Dieta energética trouxe maior retorno financeiro
A pesquisa também realizou a análise financeira da produção de embriões a partir dos dois planos alimentares. Os custos de alimentação foram estimados com base no consumo real e nos valores comerciais (preços de julho de 2020) dos ingredientes para formulação das rações, da tonelada de milho para silagem e dos minerais. Também foram incluídos as despesas operacionais (mão de obra, energia elétrica, serviços veterinários e laboratoriais, medicamentos, encargos, entre outros) e os custos para pastagens, baseados nos valores de aluguel mensal de pasto por animal nas fases inicial e de recria.
Três biotécnicas de produção de embriões foram consideradas: embrião fresco produzido por fertilização in vitro (demanda receptoras previamente sincronizadas para receberem embriões após sete dias de cultivo), com orçamentos comerciais de R$ 75 e de R$ 90; embrião vitrificado (requer o congelamento e descongelamento em laboratório, mas confere maiores taxas de prenhez), a R$ 140; e embrião criopreservado para transferência direta (TD) para a receptora, que não necessita de laboratório, a R$ 160.
Para esses três cenários, o custo da alimentação e da mão de obra na dieta PN2 foi maior que no controle (PN1) tanto na estação seca (29%) como na chuvosa (36%). Em média, cada novilha submetida ao PN2 produziu 6,8 embriões, 3,2 a mais que os animais sob o PN1 (3,6), o que acarretou maiores custos de produção de embriões nas três biotécnicas.

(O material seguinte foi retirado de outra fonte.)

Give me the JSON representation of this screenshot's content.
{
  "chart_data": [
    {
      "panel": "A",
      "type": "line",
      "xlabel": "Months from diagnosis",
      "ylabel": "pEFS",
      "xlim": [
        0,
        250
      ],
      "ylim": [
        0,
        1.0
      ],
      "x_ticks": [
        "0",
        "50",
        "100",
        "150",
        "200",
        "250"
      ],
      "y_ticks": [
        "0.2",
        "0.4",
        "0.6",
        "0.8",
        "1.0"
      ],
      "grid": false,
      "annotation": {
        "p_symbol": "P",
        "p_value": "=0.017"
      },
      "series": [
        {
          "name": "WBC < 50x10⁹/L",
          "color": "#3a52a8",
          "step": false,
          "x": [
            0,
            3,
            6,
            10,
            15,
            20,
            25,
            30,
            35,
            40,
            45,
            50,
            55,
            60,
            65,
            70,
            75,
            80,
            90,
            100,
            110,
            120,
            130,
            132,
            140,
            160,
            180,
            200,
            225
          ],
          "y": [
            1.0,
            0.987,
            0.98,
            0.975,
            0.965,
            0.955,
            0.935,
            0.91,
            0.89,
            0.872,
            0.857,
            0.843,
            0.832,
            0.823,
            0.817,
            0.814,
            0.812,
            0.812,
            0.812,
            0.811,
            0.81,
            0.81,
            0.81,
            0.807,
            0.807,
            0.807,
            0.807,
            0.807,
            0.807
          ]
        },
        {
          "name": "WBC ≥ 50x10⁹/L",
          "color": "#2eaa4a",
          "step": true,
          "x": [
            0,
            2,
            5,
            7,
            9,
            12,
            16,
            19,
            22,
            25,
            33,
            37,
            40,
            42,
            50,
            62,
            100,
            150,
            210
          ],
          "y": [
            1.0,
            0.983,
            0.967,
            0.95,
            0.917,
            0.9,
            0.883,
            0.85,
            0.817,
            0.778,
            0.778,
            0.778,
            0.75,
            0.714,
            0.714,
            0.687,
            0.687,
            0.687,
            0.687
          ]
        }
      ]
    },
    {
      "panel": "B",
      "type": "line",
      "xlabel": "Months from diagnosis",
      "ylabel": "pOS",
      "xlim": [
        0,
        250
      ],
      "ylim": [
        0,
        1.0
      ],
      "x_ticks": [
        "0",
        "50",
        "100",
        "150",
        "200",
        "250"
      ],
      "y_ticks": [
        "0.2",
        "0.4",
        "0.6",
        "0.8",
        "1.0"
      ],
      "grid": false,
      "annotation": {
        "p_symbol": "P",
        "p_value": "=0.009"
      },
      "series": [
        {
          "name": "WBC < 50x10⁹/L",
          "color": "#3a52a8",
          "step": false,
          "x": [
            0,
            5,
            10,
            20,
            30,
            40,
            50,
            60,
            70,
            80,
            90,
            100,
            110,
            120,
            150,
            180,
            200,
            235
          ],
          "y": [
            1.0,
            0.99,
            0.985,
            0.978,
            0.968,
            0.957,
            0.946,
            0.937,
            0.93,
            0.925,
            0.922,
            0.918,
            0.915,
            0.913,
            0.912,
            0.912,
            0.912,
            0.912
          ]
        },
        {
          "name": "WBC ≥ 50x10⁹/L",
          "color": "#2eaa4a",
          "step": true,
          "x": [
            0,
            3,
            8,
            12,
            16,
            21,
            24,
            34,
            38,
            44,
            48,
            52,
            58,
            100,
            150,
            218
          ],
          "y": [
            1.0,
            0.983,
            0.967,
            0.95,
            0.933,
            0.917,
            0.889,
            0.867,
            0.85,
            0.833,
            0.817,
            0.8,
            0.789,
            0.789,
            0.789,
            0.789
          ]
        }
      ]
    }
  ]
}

Por outro lado, o maior rendimento na produção de embriões pelos animais que receberam a dieta PN2 resultou numa receita média 77% maior que a do grupo controle. A margem bruta no tratamento PN2 durante a recria foi 2,7 vezes maior que a do PN1 para embriões TD, 2,6 vezes maior para embriões vitrificados e 2,1 vezes maior para embriões a fresco. Já a margem líquida do plano alimentar PN2 foi 2,8 (embriões TD), 2,7 (embriões vitrificados) e 2,2 (embriões a fresco) vezes maior que no plano alimentar controle. Na comparação entre as técnicas de produção e processamento de embriões, as maiores margens foram obtidas com a produção de embriões a fresco.
“O resultado da produção de embriões influenciou e foi determinante na obtenção de margens positivas para o plano alimentar de alta energia. Mesmo com maior custo operacional, esse plano alimentar obteve maiores receita, margem bruta e lucro operacional”, observa a pesquisadora Isabel Ferreira, responsável pela análise financeira. “Ainda são necessários estudos que considerem diferentes cenários de preços e identifiquem o ponto de equilíbrio ou ótimo de concentração energética e proteica da dieta, bem como o nível de consumo que confira o maior resultado na produção de embriões por novilhas pré-púberes sem prejudicar o crescimento, a fisiologia animal e, consequentemente, a reprodução”, pondera.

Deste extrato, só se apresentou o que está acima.